Für diesen kleinen Strich spielt es keine Rolle, wie viel wir besitzen; die Autos..., das Haus..., das Geld. Wichtig ist nur, wie wir leben und lieben und wie wir unseren Bindestrich gestalten.
Denke gründlich darüber nach“, forderte er, „gibt es Dinge, die du noch ändern möchtest? Du weißt nie, wie viel Zeit dir noch bleibt, um es zu tun.
Immer wenn du kannst, dann halte inne, um zu erkennen, was wahrhaftig, rechtens und richtig ist und versuche stets die Art und Weise zu verstehen, wie andere Menschen fühlen.
Sei nicht so schnell verärgert und gib anderen mehr Anerkennung, Und liebe Menschen deines Lebens, wie du nie zuvor geliebt hast.
Behandle andere mit Respekt und trage öfter ein Lächeln. Denk daran, dass dieser besondere Bindestrich nur ganz kurz sein kann.
Und er schloss: „Wenn einst in deiner Grabrede die Werke deines Lebens verkündet werden, könntest du auf all das stolz sein, wofür dein Bindestrich steht?“
„Sei Herr deines Zornes!” Weisheit aus dem Tempel zu Delphi
Verwundung - oder die Nägel im Zaun
Es war einmal ein Junge mit schwierigem Charakter. Sein Vater gab ihm einen Beutel gefüllt mit Nägeln und bat ihn, jedes Mal einen Nagel in den Gartenzaun zu schlagen, wenn er seine Geduld verloren habe oder mit jemandem in Streit geraten sei.
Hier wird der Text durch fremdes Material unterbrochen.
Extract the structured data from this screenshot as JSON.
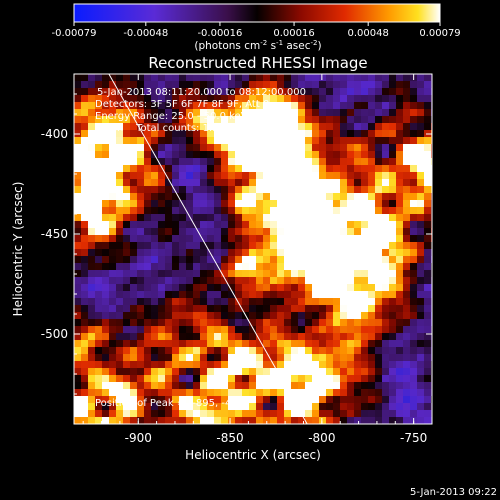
{
  "chart_data": {
    "type": "heatmap",
    "title": "Reconstructed RHESSI Image",
    "colorbar": {
      "ticks": [
        "-0.00079",
        "-0.00048",
        "-0.00016",
        "0.00016",
        "0.00048",
        "0.00079"
      ],
      "range": [
        -0.00079,
        0.00079
      ],
      "unit_label": "(photons cm",
      "unit_sup1": "-2",
      "unit_mid1": " s",
      "unit_sup2": "-1",
      "unit_mid2": " asec",
      "unit_sup3": "-2",
      "unit_end": ")",
      "colormap": "RHESSI color table (blue-purple-black-red-orange-yellow-white)"
    },
    "xlabel": "Heliocentric X (arcsec)",
    "ylabel": "Heliocentric Y (arcsec)",
    "xlim": [
      -935,
      -740
    ],
    "ylim": [
      -545,
      -370
    ],
    "x_ticks": [
      "-900",
      "-850",
      "-800",
      "-750"
    ],
    "y_ticks": [
      "-400",
      "-450",
      "-500"
    ],
    "annotations": [
      "5-Jan-2013 08:11:20.000 to 08:12:00.000",
      "Detectors: 3F 5F 6F 7F 8F 9F, Att 0",
      "Energy Range: 25.0 - 50.0 keV",
      "Clean    Total counts: 1.34E+03"
    ],
    "peak_label": "Position of Peak = [-895, -410]",
    "peak_position": [
      -895,
      -410
    ],
    "limb_line": {
      "from": [
        -916,
        -370
      ],
      "to": [
        -808,
        -545
      ]
    },
    "timestamp": "5-Jan-2013 09:22",
    "grid": false
  }
}
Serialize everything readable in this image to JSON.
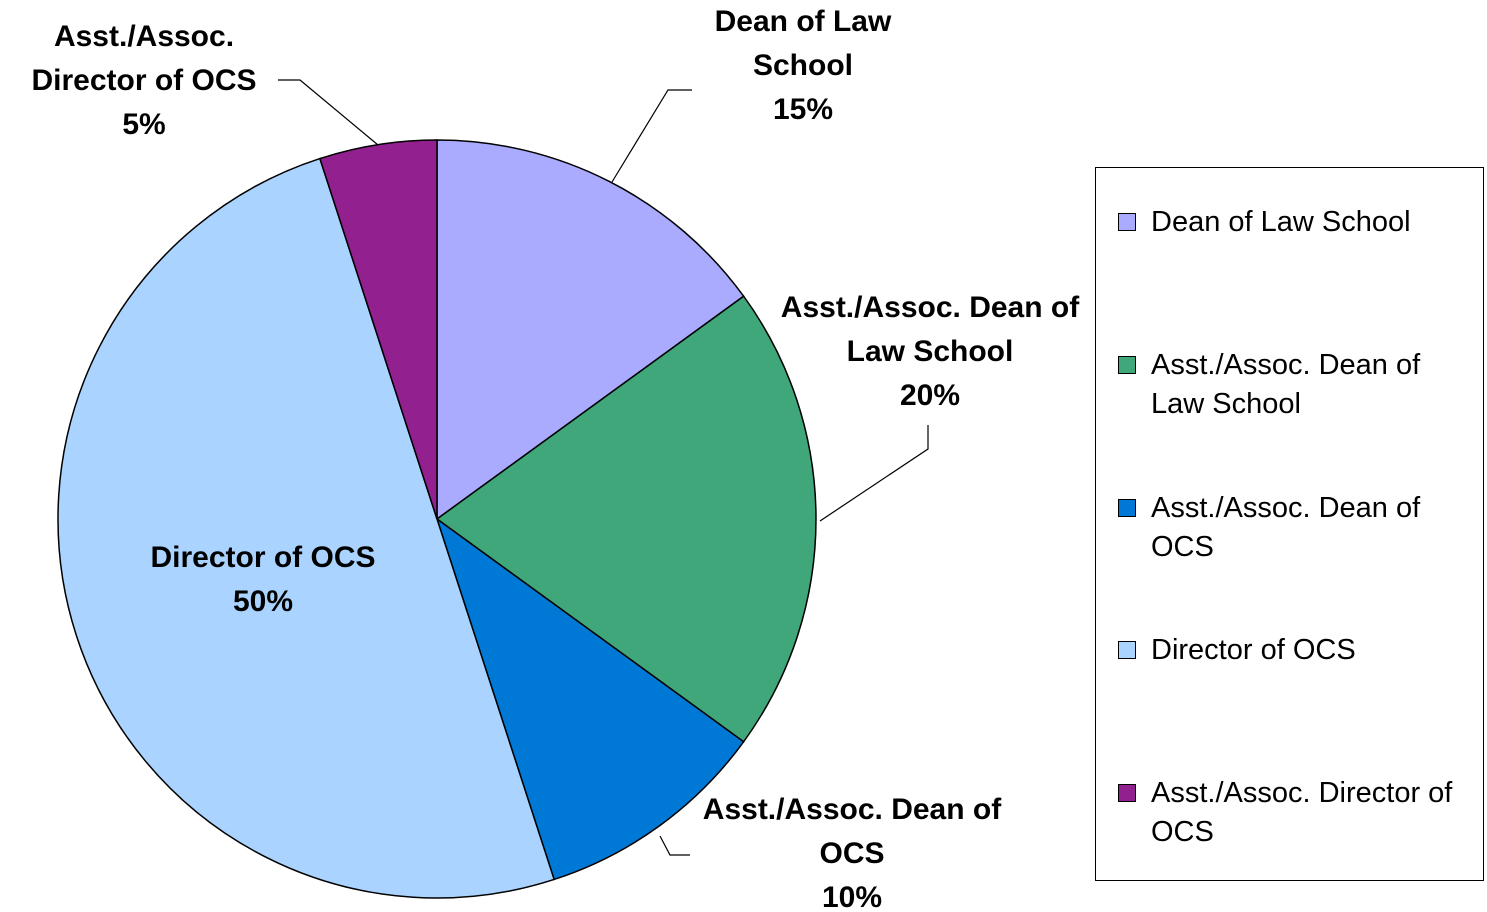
{
  "chart_data": {
    "type": "pie",
    "categories": [
      "Dean of Law School",
      "Asst./Assoc. Dean of Law School",
      "Asst./Assoc. Dean of OCS",
      "Director of OCS",
      "Asst./Assoc. Director of OCS"
    ],
    "values": [
      15,
      20,
      10,
      50,
      5
    ],
    "value_labels": [
      "15%",
      "20%",
      "10%",
      "50%",
      "5%"
    ],
    "colors": [
      "#aaaaff",
      "#3fa77a",
      "#0079d6",
      "#aad4ff",
      "#93208f"
    ],
    "legend": "right"
  }
}
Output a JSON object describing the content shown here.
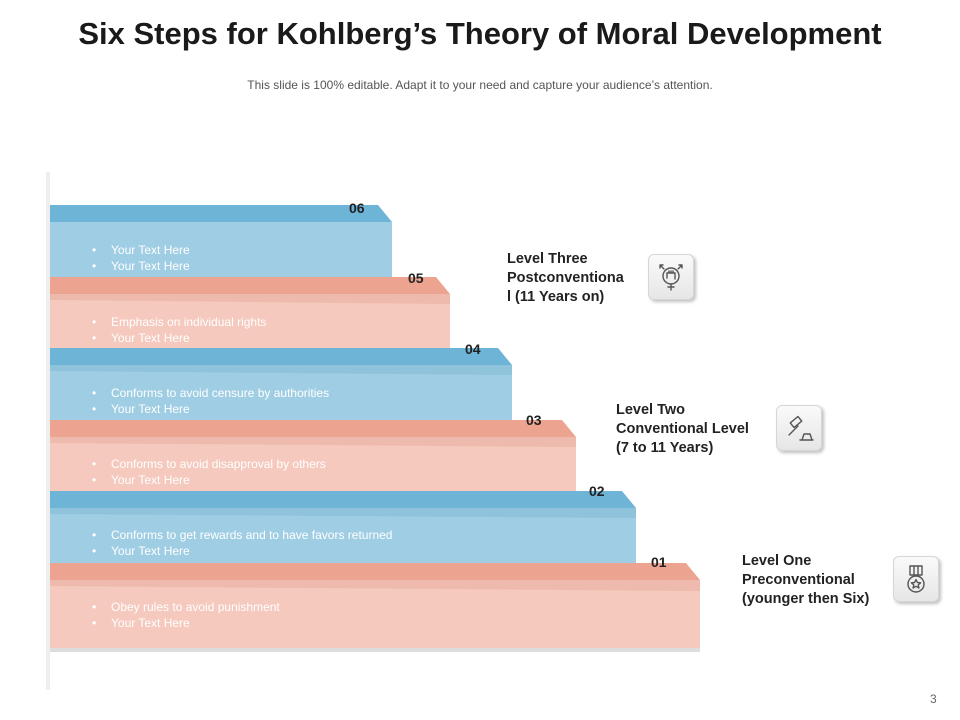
{
  "slide": {
    "title": "Six Steps for Kohlberg’s Theory of Moral Development",
    "subtitle": "This slide is 100% editable. Adapt it to your need and capture your audience’s attention.",
    "page_number": "3"
  },
  "colors": {
    "blue_step": "#9fcde3",
    "blue_top": "#6db4d7",
    "pink_step": "#f5c9bd",
    "pink_top": "#eca491"
  },
  "steps": [
    {
      "number": "06",
      "color": "blue",
      "bullets": [
        "Your Text Here",
        "Your Text Here"
      ]
    },
    {
      "number": "05",
      "color": "pink",
      "bullets": [
        "Emphasis on individual  rights",
        "Your Text Here"
      ]
    },
    {
      "number": "04",
      "color": "blue",
      "bullets": [
        "Conforms  to avoid  censure  by authorities",
        "Your Text Here"
      ]
    },
    {
      "number": "03",
      "color": "pink",
      "bullets": [
        "Conforms  to avoid  disapproval   by others",
        "Your Text Here"
      ]
    },
    {
      "number": "02",
      "color": "blue",
      "bullets": [
        "Conforms  to get rewards  and to have  favors  returned",
        "Your Text Here"
      ]
    },
    {
      "number": "01",
      "color": "pink",
      "bullets": [
        "Obey rules to avoid  punishment",
        "Your Text Here"
      ]
    }
  ],
  "levels": [
    {
      "lines": [
        "Level Three",
        "Postconventiona",
        "l (11 Years on)"
      ],
      "icon": "fist-gender-icon"
    },
    {
      "lines": [
        "Level Two",
        "Conventional Level",
        "(7 to 11 Years)"
      ],
      "icon": "gavel-icon"
    },
    {
      "lines": [
        "Level One",
        "Preconventional",
        "(younger then Six)"
      ],
      "icon": "medal-icon"
    }
  ]
}
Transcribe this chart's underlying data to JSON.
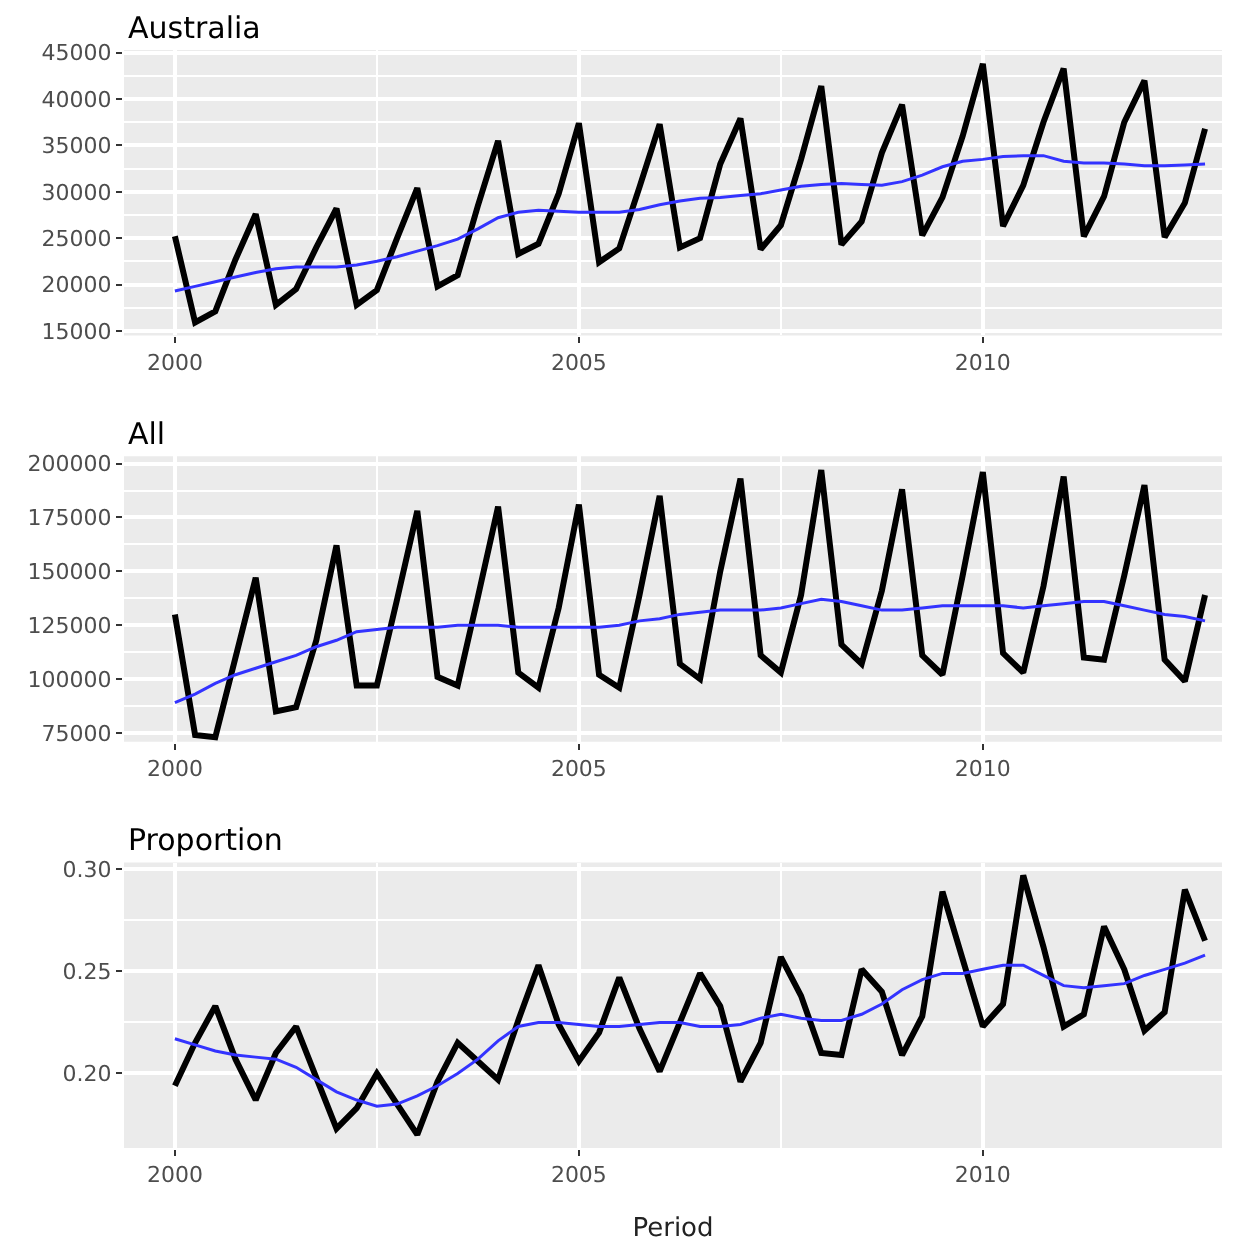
{
  "chart_data": [
    {
      "type": "line",
      "title": "Australia",
      "x": [
        2000,
        2000.25,
        2000.5,
        2000.75,
        2001,
        2001.25,
        2001.5,
        2001.75,
        2002,
        2002.25,
        2002.5,
        2002.75,
        2003,
        2003.25,
        2003.5,
        2003.75,
        2004,
        2004.25,
        2004.5,
        2004.75,
        2005,
        2005.25,
        2005.5,
        2005.75,
        2006,
        2006.25,
        2006.5,
        2006.75,
        2007,
        2007.25,
        2007.5,
        2007.75,
        2008,
        2008.25,
        2008.5,
        2008.75,
        2009,
        2009.25,
        2009.5,
        2009.75,
        2010,
        2010.25,
        2010.5,
        2010.75,
        2011,
        2011.25,
        2011.5,
        2011.75,
        2012,
        2012.25,
        2012.5,
        2012.75
      ],
      "series": [
        {
          "color": "#000000",
          "values": [
            25200,
            15900,
            17100,
            22700,
            27600,
            17800,
            19500,
            24000,
            28200,
            17800,
            19400,
            25000,
            30400,
            19800,
            21000,
            28500,
            35500,
            23300,
            24400,
            29800,
            37400,
            22400,
            23900,
            30500,
            37300,
            24000,
            25000,
            33000,
            37900,
            23800,
            26400,
            33500,
            41400,
            24300,
            26800,
            34200,
            39400,
            25300,
            29400,
            36000,
            43800,
            26300,
            30700,
            37500,
            43300,
            25200,
            29500,
            37500,
            42000,
            25100,
            28800,
            36800
          ]
        },
        {
          "color": "#3333ff",
          "values": [
            19300,
            19800,
            20300,
            20800,
            21300,
            21700,
            21900,
            21900,
            21900,
            22100,
            22500,
            23000,
            23600,
            24200,
            24900,
            26000,
            27200,
            27800,
            28000,
            27900,
            27800,
            27800,
            27800,
            28100,
            28600,
            29000,
            29300,
            29400,
            29600,
            29800,
            30200,
            30600,
            30800,
            30900,
            30800,
            30700,
            31100,
            31800,
            32700,
            33300,
            33500,
            33800,
            33900,
            33900,
            33300,
            33100,
            33100,
            33000,
            32800,
            32800,
            32900,
            33000
          ]
        }
      ],
      "xlim": [
        1999.37,
        2012.96
      ],
      "xticks": [
        2000,
        2005,
        2010
      ],
      "ylim": [
        14500,
        45300
      ],
      "yticks": [
        15000,
        20000,
        25000,
        30000,
        35000,
        40000,
        45000
      ],
      "grid": true
    },
    {
      "type": "line",
      "title": "All",
      "x": [
        2000,
        2000.25,
        2000.5,
        2000.75,
        2001,
        2001.25,
        2001.5,
        2001.75,
        2002,
        2002.25,
        2002.5,
        2002.75,
        2003,
        2003.25,
        2003.5,
        2003.75,
        2004,
        2004.25,
        2004.5,
        2004.75,
        2005,
        2005.25,
        2005.5,
        2005.75,
        2006,
        2006.25,
        2006.5,
        2006.75,
        2007,
        2007.25,
        2007.5,
        2007.75,
        2008,
        2008.25,
        2008.5,
        2008.75,
        2009,
        2009.25,
        2009.5,
        2009.75,
        2010,
        2010.25,
        2010.5,
        2010.75,
        2011,
        2011.25,
        2011.5,
        2011.75,
        2012,
        2012.25,
        2012.5,
        2012.75
      ],
      "series": [
        {
          "color": "#000000",
          "values": [
            130000,
            74000,
            73000,
            110000,
            147000,
            85000,
            87000,
            118000,
            162000,
            97000,
            97000,
            137000,
            178000,
            101000,
            97000,
            138000,
            180000,
            103000,
            96000,
            133000,
            181000,
            102000,
            96000,
            139000,
            185000,
            107000,
            100000,
            150000,
            193000,
            111000,
            103000,
            139000,
            197000,
            116000,
            107000,
            141000,
            188000,
            111000,
            102000,
            148000,
            196000,
            112000,
            103000,
            143000,
            194000,
            110000,
            109000,
            148000,
            190000,
            109000,
            99000,
            139000
          ]
        },
        {
          "color": "#3333ff",
          "values": [
            89000,
            93000,
            98000,
            102000,
            105000,
            108000,
            111000,
            115000,
            118000,
            122000,
            123000,
            124000,
            124000,
            124000,
            125000,
            125000,
            125000,
            124000,
            124000,
            124000,
            124000,
            124000,
            125000,
            127000,
            128000,
            130000,
            131000,
            132000,
            132000,
            132000,
            133000,
            135000,
            137000,
            136000,
            134000,
            132000,
            132000,
            133000,
            134000,
            134000,
            134000,
            134000,
            133000,
            134000,
            135000,
            136000,
            136000,
            134000,
            132000,
            130000,
            129000,
            127000
          ]
        }
      ],
      "xlim": [
        1999.37,
        2012.96
      ],
      "xticks": [
        2000,
        2005,
        2010
      ],
      "ylim": [
        70900,
        203400
      ],
      "yticks": [
        75000,
        100000,
        125000,
        150000,
        175000,
        200000
      ],
      "grid": true
    },
    {
      "type": "line",
      "title": "Proportion",
      "xlabel": "Period",
      "x": [
        2000,
        2000.25,
        2000.5,
        2000.75,
        2001,
        2001.25,
        2001.5,
        2001.75,
        2002,
        2002.25,
        2002.5,
        2002.75,
        2003,
        2003.25,
        2003.5,
        2003.75,
        2004,
        2004.25,
        2004.5,
        2004.75,
        2005,
        2005.25,
        2005.5,
        2005.75,
        2006,
        2006.25,
        2006.5,
        2006.75,
        2007,
        2007.25,
        2007.5,
        2007.75,
        2008,
        2008.25,
        2008.5,
        2008.75,
        2009,
        2009.25,
        2009.5,
        2009.75,
        2010,
        2010.25,
        2010.5,
        2010.75,
        2011,
        2011.25,
        2011.5,
        2011.75,
        2012,
        2012.25,
        2012.5,
        2012.75
      ],
      "series": [
        {
          "color": "#000000",
          "values": [
            0.194,
            0.215,
            0.233,
            0.207,
            0.187,
            0.21,
            0.223,
            0.198,
            0.173,
            0.183,
            0.2,
            0.185,
            0.17,
            0.196,
            0.215,
            0.206,
            0.197,
            0.226,
            0.253,
            0.224,
            0.206,
            0.22,
            0.247,
            0.222,
            0.201,
            0.225,
            0.249,
            0.233,
            0.196,
            0.215,
            0.257,
            0.238,
            0.21,
            0.209,
            0.251,
            0.24,
            0.209,
            0.228,
            0.289,
            0.256,
            0.223,
            0.234,
            0.297,
            0.262,
            0.223,
            0.229,
            0.272,
            0.251,
            0.221,
            0.23,
            0.29,
            0.265
          ]
        },
        {
          "color": "#3333ff",
          "values": [
            0.217,
            0.214,
            0.211,
            0.209,
            0.208,
            0.207,
            0.203,
            0.197,
            0.191,
            0.187,
            0.184,
            0.185,
            0.189,
            0.194,
            0.2,
            0.207,
            0.216,
            0.223,
            0.225,
            0.225,
            0.224,
            0.223,
            0.223,
            0.224,
            0.225,
            0.225,
            0.223,
            0.223,
            0.224,
            0.227,
            0.229,
            0.227,
            0.226,
            0.226,
            0.229,
            0.234,
            0.241,
            0.246,
            0.249,
            0.249,
            0.251,
            0.253,
            0.253,
            0.248,
            0.243,
            0.242,
            0.243,
            0.244,
            0.248,
            0.251,
            0.254,
            0.258
          ]
        }
      ],
      "xlim": [
        1999.37,
        2012.96
      ],
      "xticks": [
        2000,
        2005,
        2010
      ],
      "ylim": [
        0.1635,
        0.3033
      ],
      "yticks": [
        {
          "value": 0.2,
          "label": "0.20"
        },
        {
          "value": 0.25,
          "label": "0.25"
        },
        {
          "value": 0.3,
          "label": "0.30"
        }
      ],
      "grid": true
    }
  ]
}
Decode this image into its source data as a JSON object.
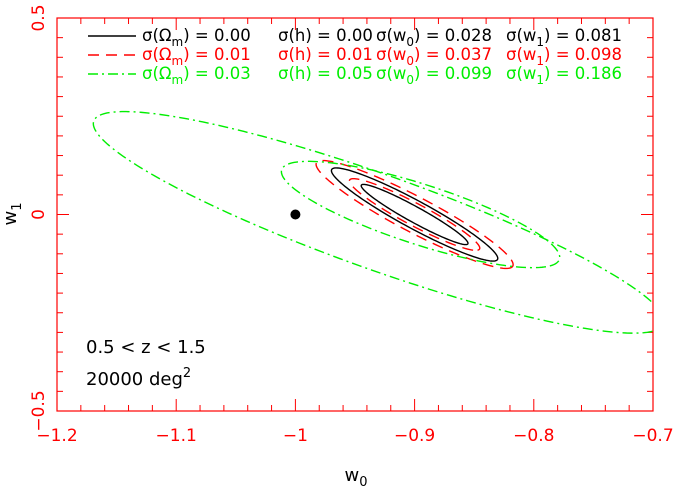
{
  "chart_data": {
    "type": "contour",
    "title": "",
    "xlabel_base": "w",
    "xlabel_sub": "0",
    "ylabel_base": "w",
    "ylabel_sub": "1",
    "xlim": [
      -1.2,
      -0.7
    ],
    "ylim": [
      -0.5,
      0.5
    ],
    "x_ticks": [
      {
        "value": -1.2,
        "label": "−1.2"
      },
      {
        "value": -1.1,
        "label": "−1.1"
      },
      {
        "value": -1.0,
        "label": "−1"
      },
      {
        "value": -0.9,
        "label": "−0.9"
      },
      {
        "value": -0.8,
        "label": "−0.8"
      },
      {
        "value": -0.7,
        "label": "−0.7"
      }
    ],
    "y_ticks": [
      {
        "value": -0.5,
        "label": "−0.5"
      },
      {
        "value": 0.0,
        "label": "0"
      },
      {
        "value": 0.5,
        "label": "0.5"
      }
    ],
    "axis_color": "#ff0000",
    "fiducial_point": {
      "x": -1.0,
      "y": 0.0
    },
    "annotations": [
      {
        "text": "0.5 < z < 1.5",
        "exponent": ""
      },
      {
        "text": "20000 deg",
        "exponent": "2"
      }
    ],
    "legend_position": "top",
    "series": [
      {
        "color": "#000000",
        "style": "solid",
        "legend": {
          "om_label": "σ(Ω",
          "om_sub": "m",
          "om_value": ") = 0.00",
          "h_text": "σ(h) = 0.00",
          "w0_label": "σ(w",
          "w0_sub": "0",
          "w0_value": ") = 0.028",
          "w1_label": "σ(w",
          "w1_sub": "1",
          "w1_value": ") = 0.081"
        },
        "contours": [
          {
            "cx": -0.9,
            "cy": 0.0,
            "a": 0.088,
            "b": 0.0115,
            "slope": -1.75
          },
          {
            "cx": -0.9,
            "cy": 0.0,
            "a": 0.136,
            "b": 0.0205,
            "slope": -1.75
          }
        ]
      },
      {
        "color": "#ff0000",
        "style": "dashed",
        "legend": {
          "om_label": "σ(Ω",
          "om_sub": "m",
          "om_value": ") = 0.01",
          "h_text": "σ(h) = 0.01",
          "w0_label": "σ(w",
          "w0_sub": "0",
          "w0_value": ") = 0.037",
          "w1_label": "σ(w",
          "w1_sub": "1",
          "w1_value": ") = 0.098"
        },
        "contours": [
          {
            "cx": -0.9,
            "cy": 0.0,
            "a": 0.105,
            "b": 0.0165,
            "slope": -1.72
          },
          {
            "cx": -0.9,
            "cy": 0.0,
            "a": 0.158,
            "b": 0.0265,
            "slope": -1.72
          }
        ]
      },
      {
        "color": "#00ee00",
        "style": "dashdot",
        "legend": {
          "om_label": "σ(Ω",
          "om_sub": "m",
          "om_value": ") = 0.03",
          "h_text": "σ(h) = 0.05",
          "w0_label": "σ(w",
          "w0_sub": "0",
          "w0_value": ") = 0.099",
          "w1_label": "σ(w",
          "w1_sub": "1",
          "w1_value": ") = 0.186"
        },
        "contours": [
          {
            "cx": -0.895,
            "cy": 0.0,
            "a": 0.17,
            "b": 0.055,
            "slope": -1.2
          },
          {
            "cx": -0.93,
            "cy": -0.02,
            "a": 0.36,
            "b": 0.085,
            "slope": -1.2
          }
        ]
      }
    ]
  }
}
Am ersten Tag schlug der Junge 37 Nägel in den Gartenzaun. In den folgenden Wochen lernte der Junge, sich zu beherrschen und die Zahl der Nägel, die er in den Zaun zu schlagen hatte, wurde immer weniger. Der Junge merkte mit der Zeit, dass es einfacher war sich zu beherrschen, als Nägel in den Zaun zu hämmern. Schließlich kam der erste Tag, an dem der Junge keinen Nagel in den Gartenzaun schlagen musste.
Er ging zu seinem Vater und erzählte ihm, dass er heute keinen Nagel in den Gartenzaun geschlagen habe. Der Vater freute sich über diese Nachricht und trug dem Jungen auf, er solle von nun an an jedem Tag, an dem er sein Temperament erfolgreich unter Kontrolle halten könne, wieder einen Nagel aus dem Zaun herausziehen.
Viele Tage vergingen, bis der Junge seinem Vater erzählen konnte, dass er alle Nägel aus dem Zaun gezogen habe. Der Vater ging daraufhin mit seinem Sohn zum Zaun und erklärte ihm:
„Mein Sohn, du hast dich in letzter Zeit gut benommen. Aber schau nur, wie viele Löcher, du im Zaun hinterlassen hast. Er wird nie mehr der selbe Zaun sein wie vorher. Jedes Mal wenn du Streit mit jemandem hast oder ihn gar beleidigst, bleiben Wunden zurück - wie diese Löcher im Zaun. Es ist, als stächest du jemanden mit einem Messer. Wenn du es wieder herausziehst, bleibt jedesmal eine Wunde, die nie wieder völlig verheilen wird. Und ganz egal, wie oft du dich auch entschuldigst, die Wunde wird als Narbe immer bleiben.
Eine Wunde, die du mit Worten erzeugst tut genauso weh, wie eine körperliche Wunde.